В свою очередь, и это была не просто блажь, вместе с царем Александром III они сговорились воровским образом подменить его детей от Государыни своими и одному из них, когда придет время, оставить Россию и трон. Так что те дети, с которыми она дважды в неделю по часу играла и разговаривала, были детьми Гретхен; своих же собственных детей, детей, которых она зачала и выносила, ей в жизни увидеть было не суждено. Когда они немного подросли, их как бы в приданое отдали одной провинившейся фрейлине, по совпадению тоже Марии, и выдали ее замуж за средней руки самарского чиновника Илью Ульянова.
Дальше Вера предполагала, ничуть не отступая в сторону, рассказать о жизни Ленина в семье Ульяновых, написать про старшего брата Александра, который в 1903 году узнал о своем истинном происхождении из письма пастора, исповедовавшего лежащую на смертном одре Гретхен и посчитавшего своим долгом все это ему сообщить. В письме было множество мельчайших подробностей, которых никто, кроме Александра III, Марии Федоровны и самой Гретхен, знать не мог, так что то, что это правда, сомневаться не приходилось. Александр Ульянов написал тогда Николаю II письмо, искренне веря, что тот, как раньше он сам, просто находится в неведении насчет истинного положения дел, а когда оно ему станет известно, он немедля покинет российский престол и передаст его в руки законного владельца. К своему письму он приложил копию послания, полученного от пастора.
Через верных людей Ульянов точно знал, что его письмо дошло до адресата, но ничего, чтобы восстановить справедливость, предпринято не было, Николай II ему даже не ответил. И тогда Александр решил, что наименьшим потрясением для его несчастной родины будет, если он сам убьет узурпатора. В свою очередь Ленин узнал о причинах, толкнувших старшего брата на цареубийство, из письма священника, исповедовавшего Александра накануне казни. Так что, когда в октябре семнадцатого года Ленин, возглавив пролетарскую революцию, победил, он не чужое похитил, а взял наконец свое законное.

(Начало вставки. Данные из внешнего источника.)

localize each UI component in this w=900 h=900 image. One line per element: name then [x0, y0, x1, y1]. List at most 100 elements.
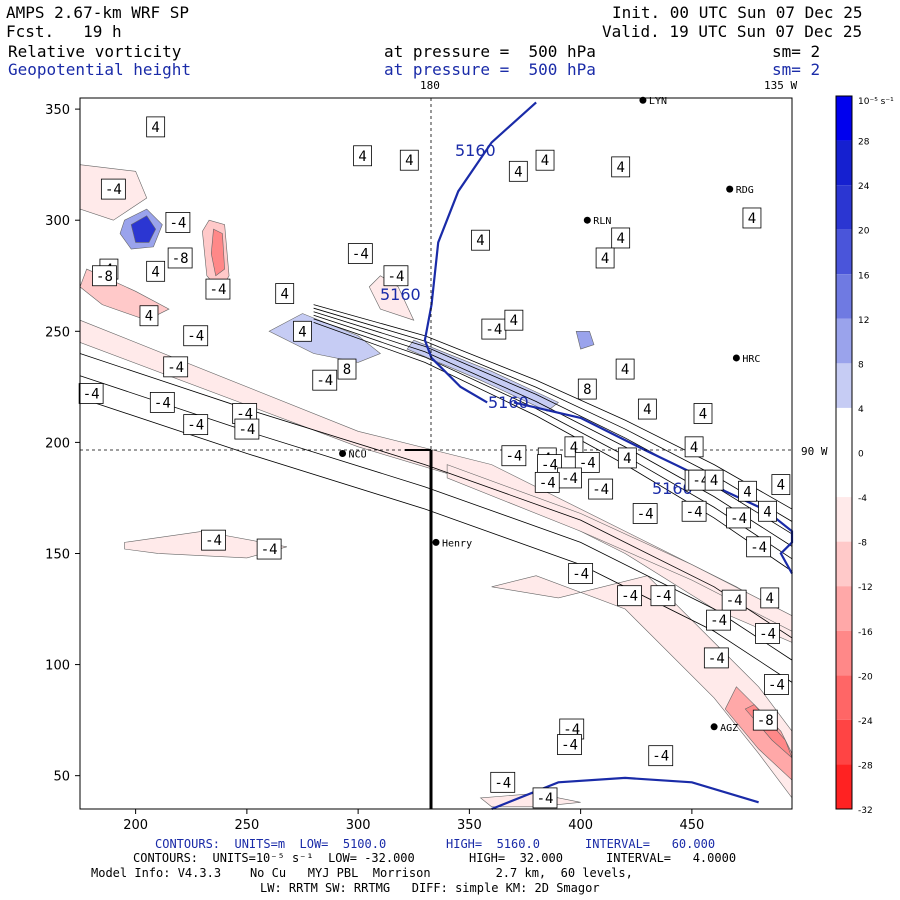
- contour-label-box: [293, 320, 312, 342]
- height-contour-label: 5160: [652, 479, 693, 498]
- colorbar-segment: [836, 407, 852, 453]
- contour-label: -4: [652, 749, 669, 765]
- height-contour-label: 5160: [380, 285, 421, 304]
- contour-label-box: [504, 309, 524, 331]
- contour-label: -4: [750, 540, 767, 556]
- contour-label-box: [703, 647, 729, 669]
- contour-label: 4: [145, 309, 153, 325]
- contour-label-box: [183, 325, 209, 347]
- contour-label-box: [764, 674, 789, 695]
- contour-label: -4: [205, 533, 222, 549]
- contour-label: -4: [561, 738, 578, 754]
- field2-name: Geopotential height: [8, 60, 192, 79]
- contour-label-box: [738, 480, 757, 502]
- contour-label: -4: [352, 247, 369, 263]
- colorbar-tick-label: 24: [858, 182, 870, 192]
- colorbar-tick-label: -24: [858, 717, 873, 727]
- model-info: Model Info: V4.3.3 No Cu MYJ PBL Morriso…: [91, 866, 633, 880]
- contour-label: 8: [583, 382, 591, 398]
- contour-label: 4: [570, 440, 578, 456]
- colorbar-frame: [835, 95, 853, 810]
- contour-label: -4: [238, 422, 255, 438]
- negative-vorticity-band: [491, 575, 793, 799]
- contour-label-box: [535, 149, 555, 171]
- colorbar-segment: [836, 675, 852, 720]
- station-label: NCU: [349, 450, 367, 461]
- contour-label: 4: [601, 251, 609, 267]
- contour-label-box: [758, 500, 777, 522]
- contour-label-box: [167, 247, 193, 269]
- positive-vorticity-core: [130, 215, 156, 243]
- contour-label-box: [568, 563, 594, 584]
- contour-label: 4: [151, 264, 159, 280]
- contour-label: 4: [280, 287, 288, 303]
- contour-label-box: [100, 178, 126, 200]
- contour-label-box: [574, 451, 600, 473]
- contour-label: 4: [690, 440, 698, 456]
- lon-180-label: 180: [420, 79, 440, 92]
- colorbar-tick-label: 8: [858, 360, 864, 370]
- contour-label-box: [760, 587, 780, 609]
- contour-label-box: [353, 145, 372, 167]
- field1-level: at pressure = 500 hPa: [384, 42, 596, 61]
- contour-label: 4: [699, 407, 707, 423]
- colorbar-segment: [836, 719, 852, 765]
- colorbar-tick-label: -12: [858, 583, 873, 593]
- station-marker: [732, 354, 740, 362]
- y-tick-label: 50: [53, 770, 70, 785]
- contour-label-box: [681, 500, 707, 522]
- contour-label: -4: [485, 322, 502, 338]
- contour-label-box: [139, 305, 159, 327]
- contour-label-box: [146, 116, 166, 138]
- contour-label-box: [163, 356, 189, 378]
- contour-label-box: [595, 247, 615, 269]
- map-guides: [80, 98, 792, 809]
- contour-label: 4: [510, 313, 518, 329]
- negative-vorticity-streak: [210, 228, 225, 277]
- contour-label-box: [721, 589, 747, 611]
- vorticity-contour-info: CONTOURS: UNITS=10⁻⁵ s⁻¹ LOW= -32.000: [133, 851, 415, 865]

Строго говоря, эта фабула была готова у Веры уже довольно давно, и теперь, в горах, она расцвечивала ее все новыми романтическими и вызывающими слезы подробностями, так, чтобы судьба Ленина, у которого подлый царь и проклятая немка украли трон, никого бы не могла оставить равнодушным. У нее у самой все чаще и чаще лились слезы, но, утешившись, она понимала, что пишет хорошо, раз сама плачет над этой печальной историей. То, что она сделала за день, вечером, когда они садились у камина, Вера обязательно читала Эсамову. Он помешивал угли, приносил со двора сухие сосновые поленья, а она читала и читала, изредка поднимая глаза и радуясь, что он, как ребенок, всему этому верит, что глаза его горят, и он хоть сейчас готов взять шашку, сесть на коня и пойти в поход за Ленина. Она смотрела на него и думала: почему Тася, хоть родила Эсамову уже двух детей, ничего не хочет и ничего не пытается поменять, почему, хотя прекрасно знает, что отношения Веры и Нафтали совершенно платонические, все равно ведет себя так, будто Вера — настоящая жена Эсамова, а она, Тася, — терпимая из милости наложница.